5. “Preventing route looping by using route tagging”, https://supportforums.cisco.com/document/32191/preventing-route-looping-using-route-tagging

From design point of view, achieving optimal network design does not mean optimal path must always be considered. For example, as a network designer you must look at the bigger picture using the “holistic approach” highlighted previously in chapter 1, in order to evaluate and decide, what are the possible options to achieve the design requirements optimally?, and what can be the implications of each design option?. For instance in the scenario discussed above, if the IS-IS domain is receiving a default route from an internal node such as an Internet edge router. In this case, injecting a default route from the ASBRs (R1 and R2) most probably will break the Internet reachability for the IS-IS domain or any network directly connected to R1 and R2. Therefore, if both paths (over R1 and R2, with or without asymmetrical routing) technically satisfy the requirements for the communication between this organization and its partner network, in this case from network design perspective “optimal path” is not a requirement to achieve “optimal design”. Because, optimal path can introduce design and operational complexity as well as it may break the internet reachability in this particular scenario.
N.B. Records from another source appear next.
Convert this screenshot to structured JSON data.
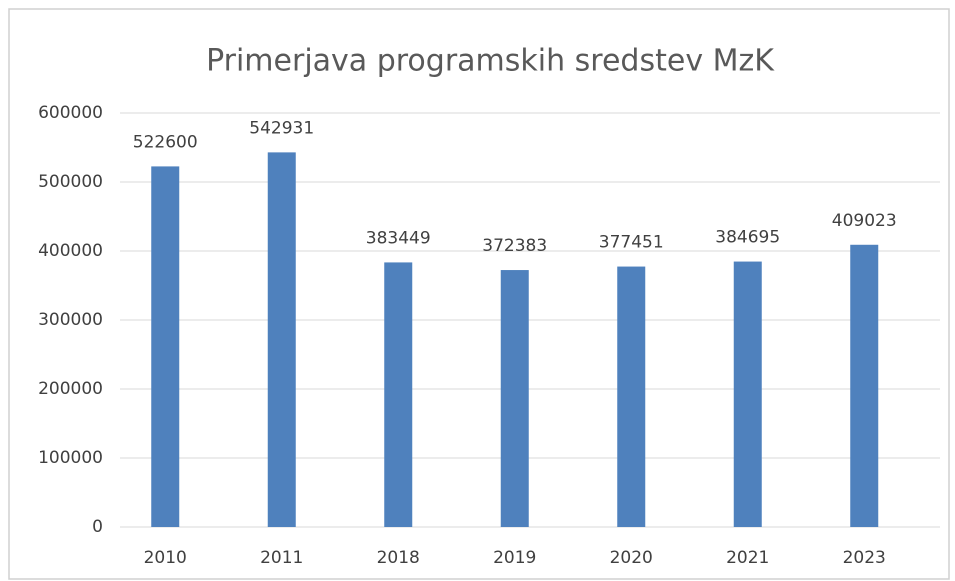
{
  "chart_data": {
    "type": "bar",
    "title": "Primerjava programskih sredstev MzK",
    "categories": [
      "2010",
      "2011",
      "2018",
      "2019",
      "2020",
      "2021",
      "2023"
    ],
    "values": [
      522600,
      542931,
      383449,
      372383,
      377451,
      384695,
      409023
    ],
    "color": "#4f81bd",
    "ylim": [
      0,
      600000
    ],
    "yticks": [
      0,
      100000,
      200000,
      300000,
      400000,
      500000,
      600000
    ],
    "grid": true
  }
}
What is the underlying topology, and which protocol can scale to a larger number of prefixes and peers?

Which routing protocol can be more flexible, taking into account the topology and future plans (for example, integrating with other routing domains)?

Is fast convergence a requirement? If yes, which protocol can converge faster and at the same time offer stability enhancement mechanisms?

Which protocol can utilize fewer hardware resources?

Is the routing internal or external (different routing domains)?

Which protocol can provide less operational complexity (for instance, easy to configure and troubleshoot)?

Although these questions are not the only ones, they cover the most important functional requirements that can be delivered by a routing protocol. Furthermore, there are some factors that you need to consider when selecting an IGP:

Size of the network (for example, the number of L3 hops and expected future growth)

Security requirements and the supported authentication type

IT staff knowledge and experience

Protocol’s flexibility in modular network such as support of flexible route summarization techniques

Generally speaking, EIGRP tends to be more simple and scalable in hub-and-spoke topology and over networks with three or more hierarchical layers, whereas link-state routing protocols can perform better over flat networks when flooding domains and other factors discussed earlier in this book are tuned properly. In contrast, BGP is the preferred protocol to communicate between different routing domains (external), as summarized in Figure 2-67.

Moreover, the decision tree depicted in Figure 2-68 highlights the routing protocol selection decision to migrate from one routing protocol to another based on the topology used. This tree is based on the assumption that you have the choice to select the preferred protocol.